Respect the Difference: Reinforcement Learning for Heterogeneous FPGA Placement

Simulated Annealing (SA) is widely used for FPGA placement due to its ability to adapt to different architectures and optimization goals. However, as FPGA capacity has grown and the devices have become more heterogeneous, the solution space has become very large, making efficient approaches to explore the space critical. We present RLPlace 2.0, an FPGA placer based on simulated annealing that utilizes Reinforcement Learning (RL) and better-than-random initial placement for efficient solution space exploration. The RL agent decides not only on the move types to use at each point in the anneal but also the type of block to move.

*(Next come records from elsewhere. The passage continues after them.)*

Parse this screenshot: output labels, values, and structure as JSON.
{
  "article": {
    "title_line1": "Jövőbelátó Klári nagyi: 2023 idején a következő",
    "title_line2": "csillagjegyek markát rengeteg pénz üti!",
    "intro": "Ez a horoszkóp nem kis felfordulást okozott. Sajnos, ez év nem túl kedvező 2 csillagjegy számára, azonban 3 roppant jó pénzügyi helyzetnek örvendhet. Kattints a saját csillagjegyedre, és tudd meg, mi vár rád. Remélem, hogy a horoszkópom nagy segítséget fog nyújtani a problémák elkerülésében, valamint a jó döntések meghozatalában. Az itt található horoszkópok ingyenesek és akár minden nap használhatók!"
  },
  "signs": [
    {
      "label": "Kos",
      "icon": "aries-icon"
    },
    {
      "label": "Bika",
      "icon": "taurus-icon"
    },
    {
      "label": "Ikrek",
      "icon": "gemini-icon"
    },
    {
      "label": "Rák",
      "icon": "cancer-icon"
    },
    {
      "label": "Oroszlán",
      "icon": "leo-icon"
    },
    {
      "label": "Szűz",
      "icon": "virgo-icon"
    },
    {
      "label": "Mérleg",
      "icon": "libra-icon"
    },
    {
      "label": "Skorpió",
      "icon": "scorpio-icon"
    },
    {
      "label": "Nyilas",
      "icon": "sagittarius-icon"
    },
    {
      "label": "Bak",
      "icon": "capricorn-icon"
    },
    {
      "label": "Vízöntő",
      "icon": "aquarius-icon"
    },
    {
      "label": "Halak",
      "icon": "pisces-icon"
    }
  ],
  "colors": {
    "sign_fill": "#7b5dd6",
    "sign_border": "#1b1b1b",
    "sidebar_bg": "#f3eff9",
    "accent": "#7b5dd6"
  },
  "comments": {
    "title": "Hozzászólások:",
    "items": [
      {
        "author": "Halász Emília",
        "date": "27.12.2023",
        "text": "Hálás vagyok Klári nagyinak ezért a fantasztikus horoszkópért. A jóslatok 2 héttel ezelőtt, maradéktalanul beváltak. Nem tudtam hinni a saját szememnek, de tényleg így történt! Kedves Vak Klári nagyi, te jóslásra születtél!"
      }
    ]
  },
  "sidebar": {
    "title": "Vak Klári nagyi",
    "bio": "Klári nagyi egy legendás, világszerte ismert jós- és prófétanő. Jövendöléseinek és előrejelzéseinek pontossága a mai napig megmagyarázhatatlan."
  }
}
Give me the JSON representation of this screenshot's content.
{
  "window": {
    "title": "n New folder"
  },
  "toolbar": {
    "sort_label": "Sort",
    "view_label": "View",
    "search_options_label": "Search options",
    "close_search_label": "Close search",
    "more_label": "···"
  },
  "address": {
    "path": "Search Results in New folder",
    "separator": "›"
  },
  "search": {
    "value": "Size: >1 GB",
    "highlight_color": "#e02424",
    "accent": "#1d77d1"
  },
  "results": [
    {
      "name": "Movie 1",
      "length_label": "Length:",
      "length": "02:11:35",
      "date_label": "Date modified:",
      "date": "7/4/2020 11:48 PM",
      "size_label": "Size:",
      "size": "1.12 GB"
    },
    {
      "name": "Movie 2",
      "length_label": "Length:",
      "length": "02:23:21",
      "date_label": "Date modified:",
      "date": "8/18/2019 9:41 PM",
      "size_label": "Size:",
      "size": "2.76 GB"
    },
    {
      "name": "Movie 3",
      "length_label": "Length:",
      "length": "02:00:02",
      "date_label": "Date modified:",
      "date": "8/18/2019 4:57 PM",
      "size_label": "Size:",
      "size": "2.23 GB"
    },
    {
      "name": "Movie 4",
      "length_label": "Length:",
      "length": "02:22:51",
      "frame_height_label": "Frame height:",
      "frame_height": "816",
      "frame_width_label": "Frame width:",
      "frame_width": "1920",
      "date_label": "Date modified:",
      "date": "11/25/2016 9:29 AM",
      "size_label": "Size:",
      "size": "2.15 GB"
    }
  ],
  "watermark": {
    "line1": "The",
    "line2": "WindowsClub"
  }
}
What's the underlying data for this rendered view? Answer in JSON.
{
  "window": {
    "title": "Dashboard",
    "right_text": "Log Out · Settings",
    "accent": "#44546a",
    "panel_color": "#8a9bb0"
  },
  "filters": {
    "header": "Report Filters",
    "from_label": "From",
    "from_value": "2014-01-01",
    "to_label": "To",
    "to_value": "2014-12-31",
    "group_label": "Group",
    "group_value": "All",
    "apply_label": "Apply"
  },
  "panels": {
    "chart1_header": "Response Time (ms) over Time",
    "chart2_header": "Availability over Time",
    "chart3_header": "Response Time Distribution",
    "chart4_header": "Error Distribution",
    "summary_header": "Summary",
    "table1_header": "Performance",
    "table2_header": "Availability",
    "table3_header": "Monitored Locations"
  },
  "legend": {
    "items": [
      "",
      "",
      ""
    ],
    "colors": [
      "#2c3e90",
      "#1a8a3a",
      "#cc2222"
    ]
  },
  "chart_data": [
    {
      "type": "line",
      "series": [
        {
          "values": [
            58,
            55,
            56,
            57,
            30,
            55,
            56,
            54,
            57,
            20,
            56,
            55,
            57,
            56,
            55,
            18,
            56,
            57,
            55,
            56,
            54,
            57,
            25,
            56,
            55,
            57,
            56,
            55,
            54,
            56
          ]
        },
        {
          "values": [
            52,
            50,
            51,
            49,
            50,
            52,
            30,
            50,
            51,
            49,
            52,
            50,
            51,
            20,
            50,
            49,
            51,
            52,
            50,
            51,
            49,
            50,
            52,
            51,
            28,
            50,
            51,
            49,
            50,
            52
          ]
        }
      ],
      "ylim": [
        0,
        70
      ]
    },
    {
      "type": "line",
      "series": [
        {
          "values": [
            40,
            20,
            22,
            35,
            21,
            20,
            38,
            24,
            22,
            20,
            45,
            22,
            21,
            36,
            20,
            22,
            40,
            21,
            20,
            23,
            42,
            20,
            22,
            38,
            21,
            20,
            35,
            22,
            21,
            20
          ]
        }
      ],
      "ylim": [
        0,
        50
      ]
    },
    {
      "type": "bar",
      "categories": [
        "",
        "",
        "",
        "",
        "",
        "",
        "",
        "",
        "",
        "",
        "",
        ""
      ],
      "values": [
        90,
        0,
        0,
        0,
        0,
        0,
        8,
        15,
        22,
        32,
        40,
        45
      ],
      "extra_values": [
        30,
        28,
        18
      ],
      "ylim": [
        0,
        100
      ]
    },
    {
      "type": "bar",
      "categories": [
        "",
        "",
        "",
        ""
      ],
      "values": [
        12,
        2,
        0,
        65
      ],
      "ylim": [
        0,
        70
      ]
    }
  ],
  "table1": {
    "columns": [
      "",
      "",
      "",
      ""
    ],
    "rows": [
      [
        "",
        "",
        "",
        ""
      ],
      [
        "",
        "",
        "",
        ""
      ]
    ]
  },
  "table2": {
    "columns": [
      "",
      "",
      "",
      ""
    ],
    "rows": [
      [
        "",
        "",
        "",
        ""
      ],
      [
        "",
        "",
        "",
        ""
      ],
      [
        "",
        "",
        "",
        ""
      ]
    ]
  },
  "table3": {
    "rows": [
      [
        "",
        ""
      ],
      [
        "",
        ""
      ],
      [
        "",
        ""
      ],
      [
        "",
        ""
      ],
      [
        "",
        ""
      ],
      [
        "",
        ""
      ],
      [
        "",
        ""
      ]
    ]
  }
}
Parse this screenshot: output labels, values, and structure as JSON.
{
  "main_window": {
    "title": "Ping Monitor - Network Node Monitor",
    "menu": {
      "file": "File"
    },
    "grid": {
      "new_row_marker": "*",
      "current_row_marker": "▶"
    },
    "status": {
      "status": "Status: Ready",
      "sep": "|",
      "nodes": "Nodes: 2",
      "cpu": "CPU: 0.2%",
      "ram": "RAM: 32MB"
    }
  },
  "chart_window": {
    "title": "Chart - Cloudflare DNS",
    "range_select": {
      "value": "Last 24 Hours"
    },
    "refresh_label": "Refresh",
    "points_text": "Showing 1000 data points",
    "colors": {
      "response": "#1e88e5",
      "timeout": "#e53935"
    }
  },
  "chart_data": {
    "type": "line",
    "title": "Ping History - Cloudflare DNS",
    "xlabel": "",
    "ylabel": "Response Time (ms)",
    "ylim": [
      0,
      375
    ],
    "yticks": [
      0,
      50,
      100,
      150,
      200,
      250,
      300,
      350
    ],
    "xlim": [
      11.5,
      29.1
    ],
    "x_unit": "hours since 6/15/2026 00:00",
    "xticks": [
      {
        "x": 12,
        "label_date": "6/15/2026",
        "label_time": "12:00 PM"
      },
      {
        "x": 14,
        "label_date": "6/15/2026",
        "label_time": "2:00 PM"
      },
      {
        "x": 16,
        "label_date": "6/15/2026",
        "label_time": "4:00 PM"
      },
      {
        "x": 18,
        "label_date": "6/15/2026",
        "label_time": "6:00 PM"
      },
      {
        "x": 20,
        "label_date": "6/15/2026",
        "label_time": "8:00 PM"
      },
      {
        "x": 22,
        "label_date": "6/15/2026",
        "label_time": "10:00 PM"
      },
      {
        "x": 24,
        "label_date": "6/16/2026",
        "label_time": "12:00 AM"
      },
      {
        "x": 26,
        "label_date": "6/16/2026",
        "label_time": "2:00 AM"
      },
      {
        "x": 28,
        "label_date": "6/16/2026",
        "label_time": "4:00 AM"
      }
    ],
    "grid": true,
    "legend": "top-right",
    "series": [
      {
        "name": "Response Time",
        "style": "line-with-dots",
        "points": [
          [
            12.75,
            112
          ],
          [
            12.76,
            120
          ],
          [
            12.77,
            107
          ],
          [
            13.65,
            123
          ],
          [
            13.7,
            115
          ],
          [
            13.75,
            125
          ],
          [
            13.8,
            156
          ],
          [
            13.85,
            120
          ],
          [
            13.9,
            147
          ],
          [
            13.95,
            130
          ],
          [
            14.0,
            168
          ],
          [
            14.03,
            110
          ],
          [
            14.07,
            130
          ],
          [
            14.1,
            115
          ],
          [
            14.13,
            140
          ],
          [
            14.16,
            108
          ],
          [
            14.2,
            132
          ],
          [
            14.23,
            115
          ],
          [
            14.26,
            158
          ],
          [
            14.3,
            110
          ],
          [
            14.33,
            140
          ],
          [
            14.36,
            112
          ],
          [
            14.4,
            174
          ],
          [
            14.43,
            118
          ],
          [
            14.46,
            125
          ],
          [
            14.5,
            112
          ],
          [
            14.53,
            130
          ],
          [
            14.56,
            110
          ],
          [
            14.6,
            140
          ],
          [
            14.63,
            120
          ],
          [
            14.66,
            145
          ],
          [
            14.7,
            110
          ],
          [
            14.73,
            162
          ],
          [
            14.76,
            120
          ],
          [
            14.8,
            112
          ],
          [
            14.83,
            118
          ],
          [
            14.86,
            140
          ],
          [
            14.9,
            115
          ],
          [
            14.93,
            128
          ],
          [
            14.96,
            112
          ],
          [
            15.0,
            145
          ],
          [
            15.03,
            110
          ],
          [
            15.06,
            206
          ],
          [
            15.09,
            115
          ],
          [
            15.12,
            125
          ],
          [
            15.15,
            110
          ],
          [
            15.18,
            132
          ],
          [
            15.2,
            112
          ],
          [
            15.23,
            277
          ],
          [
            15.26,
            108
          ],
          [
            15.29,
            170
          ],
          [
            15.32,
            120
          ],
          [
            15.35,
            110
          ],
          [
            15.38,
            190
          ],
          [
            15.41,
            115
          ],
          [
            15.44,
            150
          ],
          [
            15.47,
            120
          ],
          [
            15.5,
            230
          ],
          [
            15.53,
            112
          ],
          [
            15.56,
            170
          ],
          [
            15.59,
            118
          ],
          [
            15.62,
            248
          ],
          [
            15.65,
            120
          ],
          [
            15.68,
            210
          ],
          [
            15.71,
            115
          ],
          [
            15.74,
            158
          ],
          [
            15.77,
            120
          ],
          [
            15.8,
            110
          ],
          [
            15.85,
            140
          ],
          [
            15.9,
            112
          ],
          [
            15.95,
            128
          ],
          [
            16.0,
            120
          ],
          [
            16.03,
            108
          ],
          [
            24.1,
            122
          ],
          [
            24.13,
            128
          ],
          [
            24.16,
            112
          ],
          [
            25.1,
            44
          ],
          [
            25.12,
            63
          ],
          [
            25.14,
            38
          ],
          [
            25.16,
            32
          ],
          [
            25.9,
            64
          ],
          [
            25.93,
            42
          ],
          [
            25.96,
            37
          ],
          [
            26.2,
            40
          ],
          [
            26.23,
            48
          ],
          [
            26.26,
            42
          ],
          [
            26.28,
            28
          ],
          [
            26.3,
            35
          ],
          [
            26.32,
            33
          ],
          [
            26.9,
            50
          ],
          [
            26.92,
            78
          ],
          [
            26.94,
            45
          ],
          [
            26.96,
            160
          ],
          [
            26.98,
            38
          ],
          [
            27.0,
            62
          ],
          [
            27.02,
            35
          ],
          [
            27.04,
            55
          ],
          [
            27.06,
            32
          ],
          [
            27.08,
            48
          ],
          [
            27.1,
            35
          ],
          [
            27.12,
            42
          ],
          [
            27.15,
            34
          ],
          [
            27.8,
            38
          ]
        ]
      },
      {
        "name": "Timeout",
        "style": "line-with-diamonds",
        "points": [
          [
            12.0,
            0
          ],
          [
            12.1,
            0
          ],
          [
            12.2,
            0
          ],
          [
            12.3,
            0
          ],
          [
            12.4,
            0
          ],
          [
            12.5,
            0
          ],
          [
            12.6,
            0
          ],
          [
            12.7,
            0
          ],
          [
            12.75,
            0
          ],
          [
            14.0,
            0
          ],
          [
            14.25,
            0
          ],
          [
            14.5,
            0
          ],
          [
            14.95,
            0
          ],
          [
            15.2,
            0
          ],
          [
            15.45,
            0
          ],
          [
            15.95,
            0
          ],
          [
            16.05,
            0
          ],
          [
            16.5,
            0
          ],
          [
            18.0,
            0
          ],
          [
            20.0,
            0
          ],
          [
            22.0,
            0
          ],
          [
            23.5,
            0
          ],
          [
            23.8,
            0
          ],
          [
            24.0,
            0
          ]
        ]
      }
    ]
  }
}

The RL agent that controls the process is trained entirely online, enabling automatic adaptation to the architecture and design. For traditional FPGA benchmarks, RLPlace 2.0 outperforms both VPR 8 and RLPlace 1.0 in wirelength (WL) and critical path delay (CPD) at all runtime points. For example, on average over the Koios benchmark suite, RLPlace 2.0 reduces CPD by 3% and WL by 1.8% while cutting placement time by 54% at the default run time point vs. VPR 8. On more complex and heterogeneous FPGAs that incorporate a hard Network on Chip (NoC), RLPlace 2.0 enables more efficient co-optimization of NoC and programmable routing metrics by learning when and how to move the NoC routers throughout the anneal. On average for benchmarks containing NoC routers, RLPlace 2.0 achieves the same WL and CPD, 41% reduced NoC latency, and 6% improved NoC bandwidth usage in 50% less time compared to RLPlace 1.0.